Tuesday, November 20, 2007

Two trillion dollars is a catchy number

Banks make money by taking in deposits and lending them out at higher rates than it pays. They don't lend it all out - what they keep is called the capital ratio and it is typically around 10 percent of what they have lent.

For example, say a bank has $1,000 in outstanding loans. It keeps 10% or $100 in cash. That's $100 it won't lend because to do so would put its capital ratio below 10%.

Now say just 1% of the $1,000 in outstanding loans go bad, which is $10 of bad loans. The bank has to pay the $10 out of cash since the loan has to be repaid by someone. Now the bank only has $90 in cash; the maximum amount it can lend is $900. But it has $990 left in outstanding loans. Ooops, the capital ratio just went down to 9.1%.

The bank would need to reduce its lending another $90 to get back to a 10% capital ratio. That's a total reduction of $100 in lending: $10 for the bad loan and $90 to keep the 10% capital ratio.

The bottom line? A bank needs to reduce its loan balance by $10 for every $1 in losses.

Goldman's chief U.S. economist estimates that because of sub-prime mortgage losses, lending may be reduced by as much as $2 trillion, 7% of US non-financial debt, raising the likelihood of recession.

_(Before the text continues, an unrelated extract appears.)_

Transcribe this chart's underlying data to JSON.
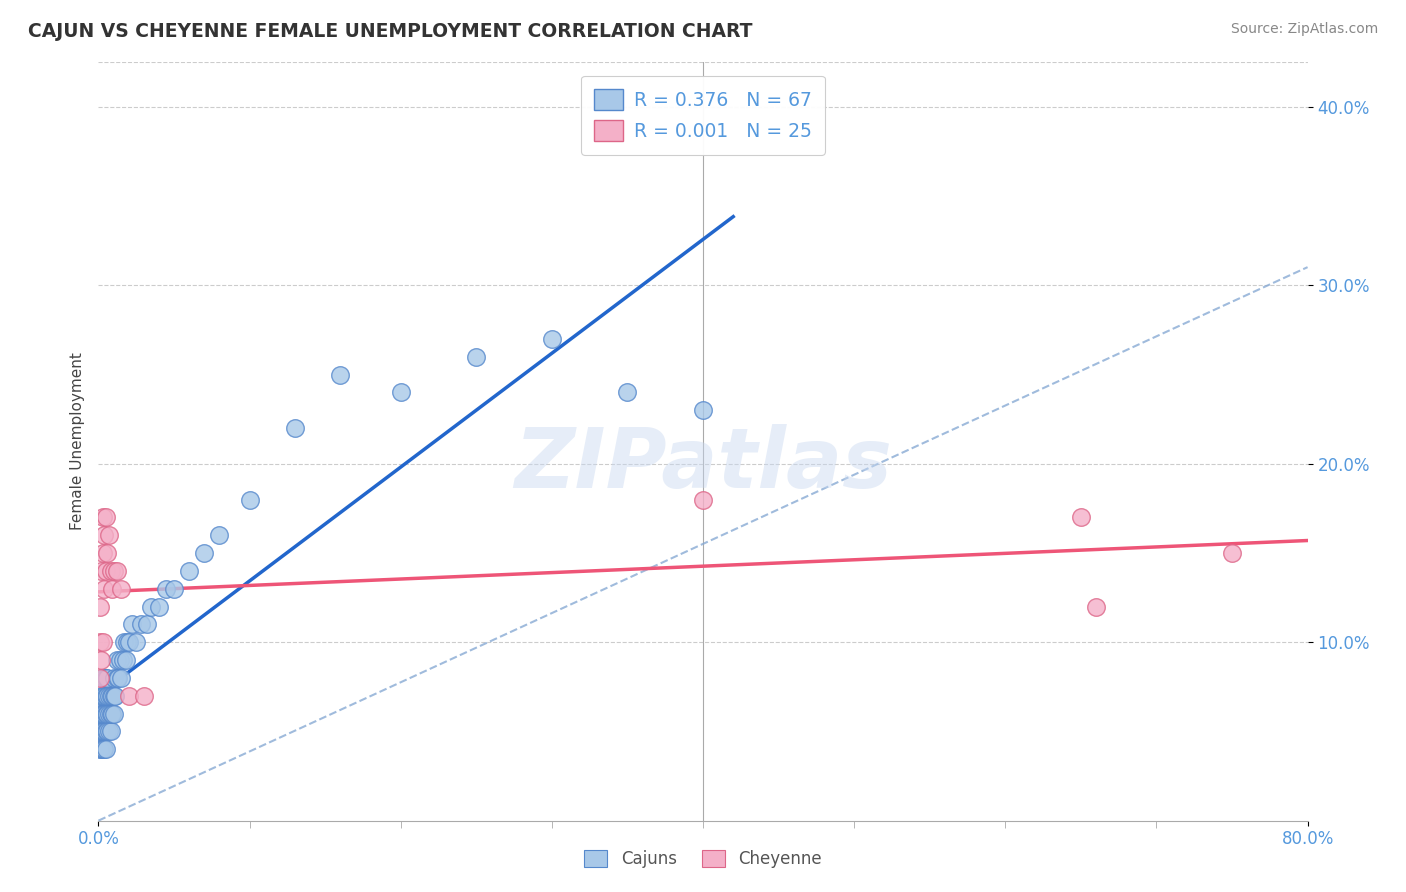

Now there’s a depressing thought.

2 comments:

Anonymous said...

Larry,

Thanks for a fabulous set of posts -- helps make math relavant to all of us!

Just wanted to point out that after paying off the bad loan ($10), the bank only needs to reduce its lending by about $8.18 to bring its capital ratio back to 10% (because every dollar pulled out of the lending pool covers another $10 in current loans). Reducing the loans outstanding has two simultaneous effects---reducing the loan balance while also raising the capital balance (you left out this last bit in the post).

The capital set aside would then be $98.18 and the loans outstanding $981.82.

So, really a bank only needs to reduce its loan balance by about $1.82 for a $1.00 loss. Depressing? Yes, but not nearly as depressing as $10 would be!

Well, hope that's helpful! Thanks again for some great reading here on your blog!

James

Larry Shiller said...

Hi James,

I agree with your comment: assuming the reduction in outstanding loans is returned to capital your answer is correct.

Thank you for your kind words on the blog and for pointing this out in such a gentle manner, of which I'm 98.2% sure I am not deserving.